We would say normally that, given the complexities of cross-border regulation and legal action, the investor usually has no comeback and is all the poorer for the experience. SEE FACT NOTE BELOW
Summary
We recommend that investors check the qualifications, regulatory permissions of your adviser and make sure that the recommended funds are regulated, transparent and for RETAIL clients. Avoid structured notes for institutional investors and unregulated illiquid funds which are are usually the same funds being promoted with unrealistic returns , long investment periods or “attractive” guarantees
While Captain Kirk may be able to overcome the Kobayashi Maru, even he may find the “Who is the client?” dilemma a frontier too far.
FACT NOTE: Who is the client?
If trustees in a regulated territory followed the advice of an adviser, they should have completed their own due diligence on both the adviser and also the investment proposed. If it later transpires that the adviser was never properly regulated to give the advice (many are not- particularly investment advice the trustees cannot hide behind any regulatory protection.

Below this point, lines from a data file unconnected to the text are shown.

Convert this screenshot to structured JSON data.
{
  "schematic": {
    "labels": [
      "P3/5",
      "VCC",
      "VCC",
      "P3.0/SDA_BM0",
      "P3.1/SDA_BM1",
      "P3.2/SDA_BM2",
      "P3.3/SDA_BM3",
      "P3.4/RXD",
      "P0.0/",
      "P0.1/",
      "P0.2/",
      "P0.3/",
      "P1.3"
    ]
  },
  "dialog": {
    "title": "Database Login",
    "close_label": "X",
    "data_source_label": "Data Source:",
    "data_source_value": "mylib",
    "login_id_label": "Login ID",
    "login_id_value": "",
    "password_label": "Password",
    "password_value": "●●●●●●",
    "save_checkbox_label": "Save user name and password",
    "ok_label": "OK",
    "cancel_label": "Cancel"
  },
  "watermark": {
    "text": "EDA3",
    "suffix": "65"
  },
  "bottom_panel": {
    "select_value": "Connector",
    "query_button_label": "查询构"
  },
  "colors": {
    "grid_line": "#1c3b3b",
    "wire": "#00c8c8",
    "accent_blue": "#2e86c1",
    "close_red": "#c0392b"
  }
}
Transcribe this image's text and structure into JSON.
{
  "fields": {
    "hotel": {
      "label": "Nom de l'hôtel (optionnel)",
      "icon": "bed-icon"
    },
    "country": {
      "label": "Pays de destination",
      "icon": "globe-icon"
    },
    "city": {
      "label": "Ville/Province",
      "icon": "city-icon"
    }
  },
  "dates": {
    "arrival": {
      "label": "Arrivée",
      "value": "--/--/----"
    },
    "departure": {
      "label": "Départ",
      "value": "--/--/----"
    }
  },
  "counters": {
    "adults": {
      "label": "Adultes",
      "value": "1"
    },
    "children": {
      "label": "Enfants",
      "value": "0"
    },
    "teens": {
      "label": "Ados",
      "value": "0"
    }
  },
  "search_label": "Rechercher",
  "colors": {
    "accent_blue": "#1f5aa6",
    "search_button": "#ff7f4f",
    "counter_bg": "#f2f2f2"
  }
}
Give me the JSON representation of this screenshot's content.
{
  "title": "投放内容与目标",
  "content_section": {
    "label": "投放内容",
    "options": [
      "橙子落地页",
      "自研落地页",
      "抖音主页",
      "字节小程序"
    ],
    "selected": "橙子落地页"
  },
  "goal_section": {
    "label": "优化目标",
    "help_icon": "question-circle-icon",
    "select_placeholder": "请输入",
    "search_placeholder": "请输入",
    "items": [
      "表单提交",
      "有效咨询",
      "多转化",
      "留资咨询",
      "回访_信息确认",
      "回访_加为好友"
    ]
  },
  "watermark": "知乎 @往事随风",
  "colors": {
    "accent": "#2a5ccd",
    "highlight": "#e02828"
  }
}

Indeed, if “regulated” trustees have followed the advice of a non-regulated adviser, and have failed to do the due diligence on the investment as the professional investor, we would suggest that it is worth pursuing a complaint. Surely, this failure would make them liable for providing compensation- indeed should they not be personally liable?
(The reality is that most claims will end up being a waste of time and money – it is better to avoid the problem in the first place)
The views expressed in this article are not to be construed as personal advice. You should contact a qualified and ideally regulated adviser in order to obtain up to date personal advice with regard to your own personal circumstances. If you do not then you are acting under your own authority and deemed “execution only”. The author does not except any liability for people acting without personalised advice, who base a decision on views expressed in this generic article. Where this article is dated then it is based on legislation as of the date. Legislation changes but articles are rarely updated, although sometimes a new article is written; so, please check for later articles or changes in legislation on official government websites, as this article should not be relied on in isolation.